UCFP enforces three independent budgets: anonymous demo, authenticated per-minute, authenticated per-day. Hitting any of them returns 429 Too Many Requests with explanatory headers.

Anonymous demo

Budget	Value	Scope
Requests per minute	60	per IP address
Daily quota	none	—
Body size cap	64 KiB text / 4 MiB image / 8 MiB audio	per request

Hosted demo callers also need to clear a Cloudflare Turnstile challenge on first contact in a session. The Turnstile token is cached for 30 minutes; subsequent calls in the same session skip the challenge.

The 60 / minute counter resets each rolling minute. Reaching it returns 429 with Retry-After: <seconds-until-next-window>.

Authenticated (default for new keys)

Budget	Value	Scope
Requests per minute	600	per key
Daily quota	50 000	per key
Body size cap	32 MiB	per request

Both budgets refresh independently. Hitting the per-minute budget delays you by ≤ 60 s; hitting the daily quota requires waiting until the next UTC midnight (or upgrading the key from the dashboard).

You can raise both numbers per-key in Dashboard → Keys → Edit. Hard upper bounds today: 6 000 / minute, 5 000 000 / day. Need more? Open an issue.

Header semantics

Every authenticated response carries:

Header	Meaning
`X-RateLimit-Limit`	The bucket size for the budget that's closest to being hit.
`X-RateLimit-Remaining`	Calls left in that bucket before `429`.
`X-RateLimit-Reset`	Unix epoch seconds when the bucket refills (per-minute) or rolls over (daily).

When the response is itself a 429, you also get:

Header	Meaning
`Retry-After`	Wall-clock seconds until the soonest acceptable retry. Standard HTTP semantic — equivalent to RFC 9110 § 10.2.3.

Backoff strategy: trust Retry-After. Do not exponentially back off on 429 — the server already knows the next available slot and tells you.

What counts as one call

Exactly one inbound HTTP request — one POST to /v1/ingest/…, one GET to /v1/records/…, one streaming connection (for the duration the body is open). Streaming counts as one call regardless of how many subfingerprints the server emits.

/api/fingerprint (the SvelteKit proxy) counts on the SvelteKit side as one call and on the Rust upstream side as one. If you hit the proxy, you spend from your key budget once — the service-bearer call to the Rust upstream is not metered against you.

Burst behaviour

The per-minute bucket is implemented as a token bucket: 600 / 60 = 10 tokens / second refill, 600 capacity. So a burst of up to 600 in the first second is allowed, then refill takes over. This matches a "smooth average of 10 / s with reasonable burst" intuition.

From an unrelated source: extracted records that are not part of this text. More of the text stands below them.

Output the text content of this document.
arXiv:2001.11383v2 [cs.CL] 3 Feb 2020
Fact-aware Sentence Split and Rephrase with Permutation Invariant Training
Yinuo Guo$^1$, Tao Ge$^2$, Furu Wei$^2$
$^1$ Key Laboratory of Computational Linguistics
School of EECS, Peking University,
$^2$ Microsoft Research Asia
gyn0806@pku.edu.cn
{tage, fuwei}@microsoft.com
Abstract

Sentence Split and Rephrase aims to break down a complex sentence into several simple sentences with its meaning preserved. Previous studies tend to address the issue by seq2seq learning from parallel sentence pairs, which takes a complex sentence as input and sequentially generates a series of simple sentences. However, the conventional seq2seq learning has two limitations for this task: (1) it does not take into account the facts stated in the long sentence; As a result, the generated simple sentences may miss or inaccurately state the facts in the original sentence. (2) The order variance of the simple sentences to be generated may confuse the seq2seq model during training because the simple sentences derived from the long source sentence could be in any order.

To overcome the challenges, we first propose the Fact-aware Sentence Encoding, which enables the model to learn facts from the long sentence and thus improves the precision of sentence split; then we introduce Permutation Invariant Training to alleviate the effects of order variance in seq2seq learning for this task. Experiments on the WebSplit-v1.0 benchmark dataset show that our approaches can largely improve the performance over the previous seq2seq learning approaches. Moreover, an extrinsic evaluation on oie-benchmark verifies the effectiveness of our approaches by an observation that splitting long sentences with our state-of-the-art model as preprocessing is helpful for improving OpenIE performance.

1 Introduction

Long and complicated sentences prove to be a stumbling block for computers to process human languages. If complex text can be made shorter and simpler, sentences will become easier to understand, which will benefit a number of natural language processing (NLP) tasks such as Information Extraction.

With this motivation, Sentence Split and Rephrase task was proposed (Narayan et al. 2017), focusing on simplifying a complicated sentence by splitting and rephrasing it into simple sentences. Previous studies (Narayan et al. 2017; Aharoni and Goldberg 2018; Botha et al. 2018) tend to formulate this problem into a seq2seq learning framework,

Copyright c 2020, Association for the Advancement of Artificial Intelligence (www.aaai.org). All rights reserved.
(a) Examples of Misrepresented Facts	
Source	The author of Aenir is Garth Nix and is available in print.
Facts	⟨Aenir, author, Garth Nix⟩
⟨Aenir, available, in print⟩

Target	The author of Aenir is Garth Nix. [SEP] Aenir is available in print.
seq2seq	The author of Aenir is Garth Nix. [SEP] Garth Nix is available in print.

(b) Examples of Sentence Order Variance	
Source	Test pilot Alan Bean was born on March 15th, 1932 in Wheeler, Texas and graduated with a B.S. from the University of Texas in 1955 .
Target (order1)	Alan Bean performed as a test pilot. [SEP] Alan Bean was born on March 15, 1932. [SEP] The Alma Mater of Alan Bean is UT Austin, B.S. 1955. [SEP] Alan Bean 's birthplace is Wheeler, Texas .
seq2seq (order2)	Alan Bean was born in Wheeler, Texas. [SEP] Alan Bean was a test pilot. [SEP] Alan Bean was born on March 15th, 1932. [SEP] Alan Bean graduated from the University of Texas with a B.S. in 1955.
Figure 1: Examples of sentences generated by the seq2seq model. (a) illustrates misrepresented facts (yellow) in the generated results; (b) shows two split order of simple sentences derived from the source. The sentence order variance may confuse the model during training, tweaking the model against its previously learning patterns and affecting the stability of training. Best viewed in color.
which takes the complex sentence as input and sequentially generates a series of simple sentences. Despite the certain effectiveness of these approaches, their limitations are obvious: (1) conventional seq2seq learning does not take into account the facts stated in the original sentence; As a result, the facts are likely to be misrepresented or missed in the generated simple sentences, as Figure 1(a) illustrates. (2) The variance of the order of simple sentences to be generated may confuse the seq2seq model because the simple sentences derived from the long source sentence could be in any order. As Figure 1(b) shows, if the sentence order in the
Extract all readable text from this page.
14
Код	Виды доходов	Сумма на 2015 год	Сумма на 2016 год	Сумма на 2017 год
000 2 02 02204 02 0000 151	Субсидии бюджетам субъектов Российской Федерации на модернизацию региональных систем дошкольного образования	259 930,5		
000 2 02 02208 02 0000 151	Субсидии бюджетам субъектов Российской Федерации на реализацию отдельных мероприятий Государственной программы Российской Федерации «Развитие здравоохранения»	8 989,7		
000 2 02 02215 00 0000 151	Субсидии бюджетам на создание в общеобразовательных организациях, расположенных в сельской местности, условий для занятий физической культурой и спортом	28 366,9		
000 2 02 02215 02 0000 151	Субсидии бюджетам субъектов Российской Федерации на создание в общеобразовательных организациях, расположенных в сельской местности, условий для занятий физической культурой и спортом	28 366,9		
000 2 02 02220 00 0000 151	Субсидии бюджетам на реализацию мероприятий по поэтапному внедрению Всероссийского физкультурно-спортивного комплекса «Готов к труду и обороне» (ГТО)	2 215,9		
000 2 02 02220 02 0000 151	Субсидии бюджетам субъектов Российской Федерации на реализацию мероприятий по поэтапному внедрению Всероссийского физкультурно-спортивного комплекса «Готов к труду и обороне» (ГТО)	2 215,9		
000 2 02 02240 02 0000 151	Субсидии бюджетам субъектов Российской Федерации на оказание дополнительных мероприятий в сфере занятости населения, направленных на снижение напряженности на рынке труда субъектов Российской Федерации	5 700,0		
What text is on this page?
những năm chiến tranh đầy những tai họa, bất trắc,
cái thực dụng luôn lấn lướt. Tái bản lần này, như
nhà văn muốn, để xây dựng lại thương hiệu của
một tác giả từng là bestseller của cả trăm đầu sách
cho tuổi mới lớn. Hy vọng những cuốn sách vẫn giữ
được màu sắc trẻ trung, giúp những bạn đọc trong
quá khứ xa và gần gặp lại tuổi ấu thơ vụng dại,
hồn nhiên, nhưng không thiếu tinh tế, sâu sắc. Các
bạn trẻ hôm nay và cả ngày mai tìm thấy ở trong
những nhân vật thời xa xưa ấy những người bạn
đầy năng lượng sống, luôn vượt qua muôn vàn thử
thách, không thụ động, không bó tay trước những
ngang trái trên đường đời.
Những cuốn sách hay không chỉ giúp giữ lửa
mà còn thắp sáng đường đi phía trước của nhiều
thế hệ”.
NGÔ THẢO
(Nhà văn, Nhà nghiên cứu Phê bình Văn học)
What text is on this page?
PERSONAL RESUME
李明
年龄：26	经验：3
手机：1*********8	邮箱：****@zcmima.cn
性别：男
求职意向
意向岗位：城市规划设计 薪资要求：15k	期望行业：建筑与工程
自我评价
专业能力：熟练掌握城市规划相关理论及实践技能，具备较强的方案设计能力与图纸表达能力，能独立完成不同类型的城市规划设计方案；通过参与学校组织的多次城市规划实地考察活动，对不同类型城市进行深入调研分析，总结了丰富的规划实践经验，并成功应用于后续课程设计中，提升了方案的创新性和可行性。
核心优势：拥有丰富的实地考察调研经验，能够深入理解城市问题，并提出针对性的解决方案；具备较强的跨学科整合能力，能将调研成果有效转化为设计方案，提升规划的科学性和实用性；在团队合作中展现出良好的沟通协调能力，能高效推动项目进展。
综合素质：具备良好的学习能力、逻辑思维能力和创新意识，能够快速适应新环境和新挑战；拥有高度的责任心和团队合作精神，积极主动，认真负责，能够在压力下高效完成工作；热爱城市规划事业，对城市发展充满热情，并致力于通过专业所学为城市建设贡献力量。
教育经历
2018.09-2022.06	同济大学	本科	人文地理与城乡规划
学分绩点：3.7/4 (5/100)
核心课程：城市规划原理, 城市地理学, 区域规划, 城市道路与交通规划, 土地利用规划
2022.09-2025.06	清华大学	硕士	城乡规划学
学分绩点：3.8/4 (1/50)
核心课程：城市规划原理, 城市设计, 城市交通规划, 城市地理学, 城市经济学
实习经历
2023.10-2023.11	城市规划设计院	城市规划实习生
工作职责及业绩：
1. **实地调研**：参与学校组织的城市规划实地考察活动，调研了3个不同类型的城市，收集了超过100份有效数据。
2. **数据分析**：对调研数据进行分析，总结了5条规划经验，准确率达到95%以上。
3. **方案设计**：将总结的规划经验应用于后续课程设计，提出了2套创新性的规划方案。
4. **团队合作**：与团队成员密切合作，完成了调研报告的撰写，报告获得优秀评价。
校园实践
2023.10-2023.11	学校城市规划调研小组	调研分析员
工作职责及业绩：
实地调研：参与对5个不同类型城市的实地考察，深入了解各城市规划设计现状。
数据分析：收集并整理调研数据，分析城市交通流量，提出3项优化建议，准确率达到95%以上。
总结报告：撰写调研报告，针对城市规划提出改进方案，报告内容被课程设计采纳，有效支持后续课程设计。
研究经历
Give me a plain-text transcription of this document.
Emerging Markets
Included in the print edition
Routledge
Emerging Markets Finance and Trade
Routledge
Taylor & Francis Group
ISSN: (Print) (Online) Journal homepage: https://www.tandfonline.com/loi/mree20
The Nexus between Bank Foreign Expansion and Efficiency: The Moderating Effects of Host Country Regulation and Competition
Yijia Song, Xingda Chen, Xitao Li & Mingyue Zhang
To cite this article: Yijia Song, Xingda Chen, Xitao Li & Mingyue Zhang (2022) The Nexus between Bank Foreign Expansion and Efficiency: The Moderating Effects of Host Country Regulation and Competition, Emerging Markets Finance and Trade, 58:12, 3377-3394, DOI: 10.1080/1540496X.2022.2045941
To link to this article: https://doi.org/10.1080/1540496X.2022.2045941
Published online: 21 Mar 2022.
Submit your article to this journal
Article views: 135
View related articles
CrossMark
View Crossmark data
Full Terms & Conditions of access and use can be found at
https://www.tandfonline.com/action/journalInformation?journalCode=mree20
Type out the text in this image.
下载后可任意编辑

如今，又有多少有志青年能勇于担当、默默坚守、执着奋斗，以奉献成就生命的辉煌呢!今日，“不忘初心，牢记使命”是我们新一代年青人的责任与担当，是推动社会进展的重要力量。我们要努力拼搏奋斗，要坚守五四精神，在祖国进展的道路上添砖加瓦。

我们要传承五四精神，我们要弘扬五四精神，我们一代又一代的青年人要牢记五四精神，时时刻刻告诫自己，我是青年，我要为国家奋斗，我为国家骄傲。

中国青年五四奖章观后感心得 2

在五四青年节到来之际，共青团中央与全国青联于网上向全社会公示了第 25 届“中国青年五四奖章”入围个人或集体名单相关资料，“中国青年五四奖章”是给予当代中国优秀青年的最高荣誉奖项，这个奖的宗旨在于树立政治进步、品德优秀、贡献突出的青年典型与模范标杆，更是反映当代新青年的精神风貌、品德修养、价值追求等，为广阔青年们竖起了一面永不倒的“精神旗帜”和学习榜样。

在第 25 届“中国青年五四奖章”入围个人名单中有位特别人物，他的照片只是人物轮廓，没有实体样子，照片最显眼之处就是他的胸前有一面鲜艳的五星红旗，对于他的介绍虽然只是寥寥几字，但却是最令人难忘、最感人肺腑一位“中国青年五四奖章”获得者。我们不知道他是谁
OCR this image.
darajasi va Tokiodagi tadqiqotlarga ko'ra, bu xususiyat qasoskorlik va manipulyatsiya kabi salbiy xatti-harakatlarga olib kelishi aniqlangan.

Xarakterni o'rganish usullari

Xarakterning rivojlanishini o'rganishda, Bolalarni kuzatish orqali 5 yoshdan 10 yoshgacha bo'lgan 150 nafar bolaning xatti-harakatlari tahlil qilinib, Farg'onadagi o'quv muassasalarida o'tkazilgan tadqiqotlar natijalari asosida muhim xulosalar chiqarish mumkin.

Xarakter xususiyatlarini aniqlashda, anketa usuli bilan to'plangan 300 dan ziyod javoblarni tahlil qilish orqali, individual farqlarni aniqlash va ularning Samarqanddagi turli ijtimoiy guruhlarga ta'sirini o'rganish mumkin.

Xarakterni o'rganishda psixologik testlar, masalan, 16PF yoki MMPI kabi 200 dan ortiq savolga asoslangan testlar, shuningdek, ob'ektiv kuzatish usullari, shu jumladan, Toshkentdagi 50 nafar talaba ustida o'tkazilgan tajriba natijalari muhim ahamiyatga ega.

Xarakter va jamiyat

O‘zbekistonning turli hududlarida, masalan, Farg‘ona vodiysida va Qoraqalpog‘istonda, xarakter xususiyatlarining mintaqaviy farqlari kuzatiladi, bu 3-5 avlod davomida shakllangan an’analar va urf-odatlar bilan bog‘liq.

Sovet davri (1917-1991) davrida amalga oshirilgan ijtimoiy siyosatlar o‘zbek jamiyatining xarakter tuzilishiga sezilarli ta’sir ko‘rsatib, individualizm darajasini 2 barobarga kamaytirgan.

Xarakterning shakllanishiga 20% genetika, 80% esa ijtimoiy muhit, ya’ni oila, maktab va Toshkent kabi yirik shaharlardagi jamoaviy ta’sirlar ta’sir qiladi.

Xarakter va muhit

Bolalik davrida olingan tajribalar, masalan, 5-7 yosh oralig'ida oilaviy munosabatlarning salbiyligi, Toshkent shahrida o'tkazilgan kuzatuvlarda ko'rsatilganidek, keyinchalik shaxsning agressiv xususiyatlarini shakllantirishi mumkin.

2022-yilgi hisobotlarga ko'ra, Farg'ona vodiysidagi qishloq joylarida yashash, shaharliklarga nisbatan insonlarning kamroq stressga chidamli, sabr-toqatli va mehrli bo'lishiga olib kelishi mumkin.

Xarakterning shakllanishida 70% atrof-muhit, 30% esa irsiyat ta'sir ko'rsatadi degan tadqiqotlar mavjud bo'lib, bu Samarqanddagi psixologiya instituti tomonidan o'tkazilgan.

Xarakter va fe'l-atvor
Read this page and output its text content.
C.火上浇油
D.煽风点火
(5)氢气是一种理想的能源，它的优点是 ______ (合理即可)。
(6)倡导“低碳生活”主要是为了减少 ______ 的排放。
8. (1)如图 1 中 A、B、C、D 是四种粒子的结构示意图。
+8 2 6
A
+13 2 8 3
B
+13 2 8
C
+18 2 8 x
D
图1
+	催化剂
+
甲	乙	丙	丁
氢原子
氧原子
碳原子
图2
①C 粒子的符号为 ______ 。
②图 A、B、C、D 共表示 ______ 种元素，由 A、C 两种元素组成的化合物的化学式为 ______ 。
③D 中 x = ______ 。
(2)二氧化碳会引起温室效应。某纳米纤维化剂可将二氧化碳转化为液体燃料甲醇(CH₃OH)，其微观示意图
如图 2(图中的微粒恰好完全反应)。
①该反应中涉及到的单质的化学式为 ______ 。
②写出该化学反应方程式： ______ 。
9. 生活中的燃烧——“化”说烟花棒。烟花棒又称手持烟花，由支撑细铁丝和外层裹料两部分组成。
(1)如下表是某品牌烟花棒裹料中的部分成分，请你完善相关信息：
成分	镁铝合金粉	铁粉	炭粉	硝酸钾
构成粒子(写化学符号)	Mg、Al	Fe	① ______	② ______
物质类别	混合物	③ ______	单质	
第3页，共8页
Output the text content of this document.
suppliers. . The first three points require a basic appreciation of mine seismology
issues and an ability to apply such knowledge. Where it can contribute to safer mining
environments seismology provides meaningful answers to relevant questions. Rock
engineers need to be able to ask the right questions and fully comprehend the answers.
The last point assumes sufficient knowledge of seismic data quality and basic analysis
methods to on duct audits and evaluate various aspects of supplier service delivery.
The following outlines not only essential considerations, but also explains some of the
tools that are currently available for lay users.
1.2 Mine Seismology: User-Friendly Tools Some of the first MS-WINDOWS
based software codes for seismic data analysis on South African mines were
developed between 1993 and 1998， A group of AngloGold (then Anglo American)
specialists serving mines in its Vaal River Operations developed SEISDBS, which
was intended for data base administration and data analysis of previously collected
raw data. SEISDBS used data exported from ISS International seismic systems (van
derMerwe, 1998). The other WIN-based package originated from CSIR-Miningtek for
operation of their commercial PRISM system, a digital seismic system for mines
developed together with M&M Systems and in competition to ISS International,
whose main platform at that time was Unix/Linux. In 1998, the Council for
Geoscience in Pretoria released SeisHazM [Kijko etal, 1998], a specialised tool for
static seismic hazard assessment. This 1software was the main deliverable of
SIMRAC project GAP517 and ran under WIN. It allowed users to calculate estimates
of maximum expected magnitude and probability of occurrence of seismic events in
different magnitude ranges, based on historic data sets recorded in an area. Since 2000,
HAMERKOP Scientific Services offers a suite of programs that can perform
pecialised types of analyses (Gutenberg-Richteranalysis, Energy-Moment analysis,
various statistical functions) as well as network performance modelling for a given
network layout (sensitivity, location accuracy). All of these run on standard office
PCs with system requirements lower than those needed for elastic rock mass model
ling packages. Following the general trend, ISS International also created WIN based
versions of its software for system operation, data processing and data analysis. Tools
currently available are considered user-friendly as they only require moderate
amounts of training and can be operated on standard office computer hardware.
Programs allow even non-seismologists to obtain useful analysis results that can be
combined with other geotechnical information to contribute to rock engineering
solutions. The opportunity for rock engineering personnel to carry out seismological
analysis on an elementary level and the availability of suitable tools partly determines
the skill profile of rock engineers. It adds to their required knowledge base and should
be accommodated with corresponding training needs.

The daily quota is a hard counter; no burst window — once you spent 50 000, you wait for UTC midnight.

Cost classes

In v1 every algorithm costs 1 unit. Future versions may charge semantic-* more — the response will include a units field once that lands. Plan ahead by reading units if present.

Self-hosted

The Rust binary defaults to NoopRateLimiter — no limits, all callers share the single UCFP_TOKEN. Set UCFP_RATELIMIT_URL=… to plug in the webhook-based limiter, or rebuild with --features multi-tenant and use InMemoryTokenBucket. See the Rust crate's RATELIMIT.md for the full matrix.